Spectral spread, returned as a scalar, vector, or matrix. Each row of `spread` corresponds to the spectral spread of a window of `x`. Each column of `spread` corresponds to an independent channel.

Spectral centroid in Hz, returned as a scalar, vector, or matrix. Each row of `centroid` corresponds to the spectral centroid of a window of `x`. Each column of `centroid` corresponds to an independent channel.

## Algorithms

The spectral kurtosis is calculated as described in :

`$\text{kurtosis}=\frac{\sum _{k={b}_{1}}^{{b}_{2}}{\left({f}_{k}-{\mu }_{1}\right)}^{4}{s}_{k}}{{\left({\mu }_{2}\right)}^{4}\sum _{k={b}_{1}}^{{b}_{2}}{s}_{k}}$`

where

• fk is the frequency in Hz corresponding to bin k.
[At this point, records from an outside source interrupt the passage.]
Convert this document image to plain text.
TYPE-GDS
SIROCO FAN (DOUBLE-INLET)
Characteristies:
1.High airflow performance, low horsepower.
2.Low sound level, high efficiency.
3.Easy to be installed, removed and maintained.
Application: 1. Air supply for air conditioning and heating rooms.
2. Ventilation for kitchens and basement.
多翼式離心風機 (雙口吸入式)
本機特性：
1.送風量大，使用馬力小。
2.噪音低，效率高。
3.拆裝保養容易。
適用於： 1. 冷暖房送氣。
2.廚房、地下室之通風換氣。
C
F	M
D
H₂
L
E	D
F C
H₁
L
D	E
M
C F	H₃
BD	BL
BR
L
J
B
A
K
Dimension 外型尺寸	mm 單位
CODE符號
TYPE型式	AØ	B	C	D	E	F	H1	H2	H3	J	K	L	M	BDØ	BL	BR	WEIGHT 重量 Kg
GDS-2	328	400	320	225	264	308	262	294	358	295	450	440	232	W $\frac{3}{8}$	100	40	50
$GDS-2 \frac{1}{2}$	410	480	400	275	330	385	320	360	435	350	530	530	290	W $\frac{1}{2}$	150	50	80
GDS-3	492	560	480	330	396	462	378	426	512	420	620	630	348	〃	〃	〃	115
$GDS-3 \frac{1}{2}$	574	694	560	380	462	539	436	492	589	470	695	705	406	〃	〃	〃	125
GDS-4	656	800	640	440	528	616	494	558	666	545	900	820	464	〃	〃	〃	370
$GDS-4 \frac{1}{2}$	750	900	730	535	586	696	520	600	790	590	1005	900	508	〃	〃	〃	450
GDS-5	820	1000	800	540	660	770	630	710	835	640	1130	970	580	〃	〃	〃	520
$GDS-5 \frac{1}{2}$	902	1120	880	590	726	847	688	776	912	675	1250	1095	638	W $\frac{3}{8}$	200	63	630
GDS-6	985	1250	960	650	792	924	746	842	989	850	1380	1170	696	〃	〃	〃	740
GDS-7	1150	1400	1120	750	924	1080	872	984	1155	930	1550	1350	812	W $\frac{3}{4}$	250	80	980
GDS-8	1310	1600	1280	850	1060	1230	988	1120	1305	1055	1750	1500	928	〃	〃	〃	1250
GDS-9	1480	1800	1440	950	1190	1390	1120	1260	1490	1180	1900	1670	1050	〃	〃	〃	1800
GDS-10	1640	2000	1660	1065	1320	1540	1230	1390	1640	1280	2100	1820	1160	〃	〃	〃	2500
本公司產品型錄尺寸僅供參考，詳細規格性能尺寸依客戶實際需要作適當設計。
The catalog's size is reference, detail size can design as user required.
• sk is the spectral value at bin k.

• b1 and b2 are the band edges, in bins, over which to calculate the spectral skewness.

• μ1 is the spectral centroid, calculated as described by the `spectralCentroid` function.

• μ2 is the spectral spread, calculated as described by the `spectralSpread` function.

 Peeters, G. "A Large Set of Audio Features for Sound Description (Similarity and Classification) in the CUIDADO Project." Technical Report; IRCAM: Paris, France, 2004.